Aims The actual efficacy of endoscopic ultrasound-guided fine needle aspiration (EUS-FNA)
in practice depends on the site, size, characteristics of the target tissue, as well
as the availability of a cytopathologist to render an on-site diagnosis [1]
[2]. Fine-needles designed to obtain biopsy (FNB) specimens allow core samples to be
collected by shearing tissue from the target lesion. This is a novel motorized EUS-FNB
(mFNB) which enables increased yield, bigger sample size retrieval with improved quality
and fewer needle passes, providing tissue with conserved architecture and less blood
contamination, enabling a better histological analysis. We aim to evaluate the safety,
efficacy and comfortability of the mFNB and compare its performance to a standard
FNB (sFNB).
Methods A single-center, prospective, pilot study performed in patients that required EUS-guided
biopsy from September 2023 to November 2024. Patients scheduled for EUS-FNB, including
patients with submucosal lesions, mediastinal masses, lymphatic nodes, pancreatic
cancer and intraperitoneal masses, who were at least 18 years old.
Results Forty participants were included in the study, mean age was 65,0 (57.8 – 69.2) and
57.5% were female. Most biopsies were liver biopsies (55%), mean number of stabs was
4 (± 2). A mild adverse event (mucosal laceration) was reported with mFNB (2.5%).
The mFNB obtained a 97.5% technical success. Biopsy was definitive in 95.0% with two
cases reporting inadequate samples. When comparing mFNB vs sFNB performance: mFNB
blood contamination was reported as lower than 25% in 90% of cases, while 72.5% of
sFNB samples reported moderate contamination (50% of blood contamination in histological
slides). Both FNBs obtained architecturally intact tissue samples in 95% of cases;
however, 87.5% of mFNB had a piece of at least 550μm, while sFNB 2.5%. 65% of mFNB
samples were multiple fragments with at least one>5mm in length (42.3% at least one
fragment>10mm); 52.5% of sFNB samples were>5mm in length (2.5% had one fragment>10mm).

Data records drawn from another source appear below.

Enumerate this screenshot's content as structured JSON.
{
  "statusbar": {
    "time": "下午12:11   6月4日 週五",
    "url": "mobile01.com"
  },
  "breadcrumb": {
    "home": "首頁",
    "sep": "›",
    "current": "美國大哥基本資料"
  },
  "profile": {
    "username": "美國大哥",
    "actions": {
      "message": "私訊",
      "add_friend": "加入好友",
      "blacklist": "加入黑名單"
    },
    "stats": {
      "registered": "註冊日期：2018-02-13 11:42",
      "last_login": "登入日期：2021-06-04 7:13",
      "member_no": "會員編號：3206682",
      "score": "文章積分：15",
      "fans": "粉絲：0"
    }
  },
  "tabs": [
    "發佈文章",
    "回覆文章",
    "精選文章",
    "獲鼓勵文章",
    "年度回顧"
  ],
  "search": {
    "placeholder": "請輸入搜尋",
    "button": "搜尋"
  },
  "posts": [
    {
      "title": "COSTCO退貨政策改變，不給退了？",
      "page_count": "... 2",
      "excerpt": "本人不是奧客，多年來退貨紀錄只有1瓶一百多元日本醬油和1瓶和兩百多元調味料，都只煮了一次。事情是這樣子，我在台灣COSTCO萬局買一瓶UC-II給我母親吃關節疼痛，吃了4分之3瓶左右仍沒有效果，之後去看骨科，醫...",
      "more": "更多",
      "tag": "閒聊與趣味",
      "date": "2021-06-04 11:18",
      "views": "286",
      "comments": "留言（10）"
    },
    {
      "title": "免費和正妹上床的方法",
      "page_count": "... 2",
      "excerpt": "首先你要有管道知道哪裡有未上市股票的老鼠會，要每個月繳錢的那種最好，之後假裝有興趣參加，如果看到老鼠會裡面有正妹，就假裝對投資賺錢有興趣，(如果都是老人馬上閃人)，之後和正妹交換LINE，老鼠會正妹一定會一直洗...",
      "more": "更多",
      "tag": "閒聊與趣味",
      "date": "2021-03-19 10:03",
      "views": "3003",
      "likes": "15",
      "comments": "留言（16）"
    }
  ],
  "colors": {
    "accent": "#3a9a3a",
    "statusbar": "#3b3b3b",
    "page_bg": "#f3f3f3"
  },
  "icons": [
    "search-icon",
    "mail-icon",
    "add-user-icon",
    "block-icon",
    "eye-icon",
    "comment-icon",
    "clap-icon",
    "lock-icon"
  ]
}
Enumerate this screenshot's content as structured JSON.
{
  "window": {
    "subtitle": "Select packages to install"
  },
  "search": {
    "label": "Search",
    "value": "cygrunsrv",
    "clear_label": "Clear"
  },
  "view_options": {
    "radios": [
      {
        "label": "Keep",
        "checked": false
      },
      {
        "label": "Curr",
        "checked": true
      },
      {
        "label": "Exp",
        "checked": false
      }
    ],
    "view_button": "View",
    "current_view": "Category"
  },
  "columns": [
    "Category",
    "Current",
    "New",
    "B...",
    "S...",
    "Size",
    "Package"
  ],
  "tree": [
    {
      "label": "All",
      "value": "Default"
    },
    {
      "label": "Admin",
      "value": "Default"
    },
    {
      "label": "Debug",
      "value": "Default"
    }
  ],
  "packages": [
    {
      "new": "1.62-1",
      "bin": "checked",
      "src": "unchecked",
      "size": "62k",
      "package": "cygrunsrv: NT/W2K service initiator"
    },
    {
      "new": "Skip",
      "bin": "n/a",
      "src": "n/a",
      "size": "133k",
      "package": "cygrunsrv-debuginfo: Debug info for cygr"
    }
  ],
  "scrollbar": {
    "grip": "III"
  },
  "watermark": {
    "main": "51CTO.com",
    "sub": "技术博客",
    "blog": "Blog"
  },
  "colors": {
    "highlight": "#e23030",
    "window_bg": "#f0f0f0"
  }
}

A median number of portal triads observed 6 (4-8) with mFNB, and 2 (0.5-2.75) with
sFNB. Comfortability of the mFNB was evaluated using a 5-Point Likert Scale, considering
the following: determining a preferred sheath length by adjusting the sliding sheath
adjuster, comfortable to adjust the stopper lock position, comfortable to advance
the needle into the lesion, comfortable to withdraw the stylet, comfortable to sample
tissue by pushing the sampling button, comfortable to expel the biopsy sample. All
parameters obtained a high agreement (> 95%).
Conclusions mFNB is safe and efficient to perform during EUS-FNB, with low adverse event rates
and high technical success. Operators indicated high clinical expectations and comfortability
regarding the different components of the needle. mFNB obtained larger tissue samples
with less blood contamination compared to sFNB.